Theano-based libraries for machine learning
I’ve posted several times about the mathematical vector engine Theano and its benefits.
If you’re planning to dive deep into neural networks, I recommend learning and using pure Theano. However, there are numerous neural network libraries based on Theano. Here’s a list of some of them:
-
Theanets: http://theanets.readthedocs.org/ (Note: this is different from “theanet,” which I haven’t found useful) Theanets is a good starting point. It’s quite efficient and simple, with support for recurrent neural networks. However, note that its RPROP implementation uses mini-batches, which makes it unstable.
-
Keras: http://keras.io/ So far, Keras seems to be a very well-designed Theano library. It contains several mini-batch-based optimizers and various loss functions, primarily for regression tasks. The authors compare it to Torch.
-
Pylearn2: http://deeplearning.net/software/pylearn2/ This library was developed by LISA-lab, the creators of Theano. While it is highly advanced, it is also extremely complex. In my experience, it’s often easier to write things from scratch than to work with its YAML-based configuration.

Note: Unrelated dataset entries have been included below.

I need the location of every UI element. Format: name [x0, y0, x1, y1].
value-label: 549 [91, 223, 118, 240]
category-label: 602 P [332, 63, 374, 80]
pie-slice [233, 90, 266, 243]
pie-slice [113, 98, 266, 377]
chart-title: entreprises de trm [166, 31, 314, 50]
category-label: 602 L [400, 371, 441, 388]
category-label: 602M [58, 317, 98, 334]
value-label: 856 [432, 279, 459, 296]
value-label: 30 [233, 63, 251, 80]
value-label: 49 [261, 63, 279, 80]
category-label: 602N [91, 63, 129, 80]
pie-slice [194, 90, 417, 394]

- Others (less mature and partially forgotten):
- I also have my own My Nano-Library!:
A lightweight library (~500 lines of code) that supports 5 trainers and 6 loss functions for feedforward networks.

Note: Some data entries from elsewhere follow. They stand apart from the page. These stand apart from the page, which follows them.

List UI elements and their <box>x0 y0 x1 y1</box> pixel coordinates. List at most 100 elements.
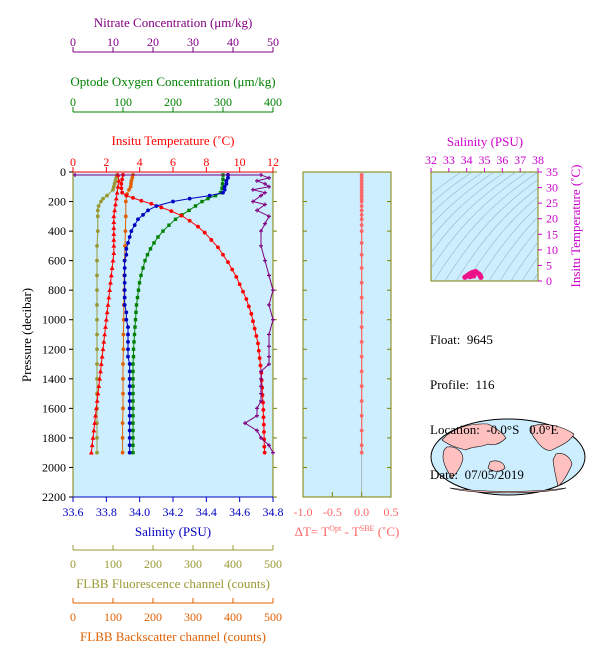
salinity-point <box>222 187 227 192</box>
backscatter-point <box>128 184 133 189</box>
delta-t-point <box>359 181 364 186</box>
oxygen-point <box>134 303 139 307</box>
ts-isopycnal <box>431 172 517 254</box>
salinity-point <box>154 204 159 208</box>
oxygen-point <box>148 247 153 251</box>
oxygen-tick-label: 200 <box>164 95 182 109</box>
fluorescence-point <box>95 208 100 213</box>
main-plot: 0200400600800100012001400160018002000220… <box>19 15 284 644</box>
backscatter-point <box>121 376 125 381</box>
ts-y-tick-label: 5 <box>546 258 552 272</box>
temperature-point <box>261 407 266 412</box>
temperature-point <box>90 435 96 440</box>
delta-t-tick-label: -1.0 <box>294 505 313 519</box>
delta-t-point <box>359 199 364 204</box>
delta-t-point <box>359 428 364 433</box>
salinity-point <box>122 288 127 293</box>
temperature-point <box>256 348 261 353</box>
ts-isopycnal <box>433 172 538 281</box>
delta-t-point <box>359 384 364 389</box>
temperature-point <box>120 177 125 182</box>
ts-y-tick-label: 0 <box>546 274 552 288</box>
salinity-point <box>224 178 229 183</box>
temperature-point <box>119 186 124 191</box>
ts-x-tick-label: 38 <box>532 153 544 167</box>
salinity-tick-label: 33.6 <box>63 505 84 519</box>
salinity-point <box>126 339 130 344</box>
ts-isopycnal <box>444 179 538 281</box>
temperature-point <box>105 302 111 307</box>
fluorescence-tick-label: 0 <box>70 557 76 571</box>
temperature-point <box>241 289 245 294</box>
delta-t-point <box>359 212 364 217</box>
temperature-point <box>109 265 115 270</box>
delta-t-point <box>359 413 364 418</box>
nitrate-tick-label: 10 <box>107 35 119 49</box>
ts-isopycnal <box>431 172 528 270</box>
salinity-point <box>127 450 132 455</box>
temperature-point <box>108 272 114 278</box>
ts-y-tick-label: 35 <box>546 165 558 179</box>
oxygen-axis-label: Optode Oxygen Concentration (μm/kg) <box>70 74 275 89</box>
salinity-point <box>122 280 127 285</box>
temperature-point <box>111 250 117 256</box>
fluorescence-point <box>95 436 99 440</box>
temperature-point <box>99 354 105 359</box>
delta-t-point <box>359 193 364 198</box>
ts-isopycnal <box>431 172 473 204</box>
fluorescence-point <box>95 214 100 219</box>
salinity-point <box>141 212 145 217</box>
fluorescence-point <box>95 229 100 233</box>
fluorescence-tick-label: 200 <box>144 557 162 571</box>
oxygen-point <box>133 325 137 329</box>
salinity-point <box>187 196 192 201</box>
pressure-tick-label: 0 <box>60 165 66 179</box>
backscatter-point <box>123 243 127 248</box>
delta-t-series <box>359 173 364 455</box>
backscatter-point <box>120 421 125 426</box>
ts-isopycnals <box>431 172 538 281</box>
delta-t-point <box>359 266 364 270</box>
oxygen-point <box>187 208 191 213</box>
temperature-point <box>230 267 235 272</box>
temperature-tick-label: 0 <box>70 155 76 169</box>
delta-t-point <box>359 187 364 192</box>
ts-isopycnal <box>499 228 538 281</box>
delta-t-tick-label: 0.0 <box>354 505 369 519</box>
oxygen-point <box>131 391 135 396</box>
delta-t-point <box>359 241 364 245</box>
temperature-point <box>254 334 259 338</box>
oxygen-point <box>134 310 138 315</box>
salinity-tick-label: 34.4 <box>196 505 217 519</box>
salinity-axis-label: Salinity (PSU) <box>135 524 211 539</box>
temperature-point <box>202 230 207 235</box>
temperature-point <box>149 201 154 206</box>
temperature-point <box>159 205 164 210</box>
salinity-tick-label: 34.6 <box>229 505 250 519</box>
backscatter-point <box>120 436 125 440</box>
temperature-point <box>104 309 110 315</box>
temperature-point <box>106 294 112 300</box>
backscatter-tick-label: 300 <box>184 610 202 624</box>
oxygen-point <box>145 253 150 257</box>
salinity-point <box>222 184 227 189</box>
fluorescence-point <box>96 204 101 208</box>
temperature-point <box>221 252 225 257</box>
delta-t-plot: -1.0 -0.5 0.0 0.5 ΔT= TOpt - TSBE (˚C) <box>294 171 399 539</box>
salinity-point <box>126 354 130 359</box>
oxygen-point <box>131 421 135 425</box>
delta-t-point <box>359 399 364 403</box>
temperature-point <box>98 368 103 374</box>
ts-x-tick-label: 36 <box>496 153 508 167</box>
ts-isopycnal <box>431 172 495 226</box>
salinity-point <box>127 413 132 418</box>
delta-t-point <box>359 339 364 344</box>
backscatter-tick-label: 400 <box>224 610 242 624</box>
ts-isopycnal <box>455 187 538 281</box>
delta-t-point <box>359 217 364 222</box>
delta-t-point <box>359 223 364 228</box>
temperature-point <box>113 201 118 207</box>
backscatter-point <box>121 391 125 396</box>
oxygen-point <box>132 340 136 344</box>
oxygen-point <box>200 199 204 204</box>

- Supports weights and is extremely flexible, following the paradigm: “write an expression.” You can use Theano to define an activation function, and black-box optimization methods will handle the rest. This flexibility allows the creation of complex activations without being restricted to traditional “layered” models or arbitrary function fitting.
- GitHub: hep_ml/nnet.py
- It uses the scikit-learn interface, enabling its integration into pipelines or use with tools like AdaBoost over neural networks (which is also very fast).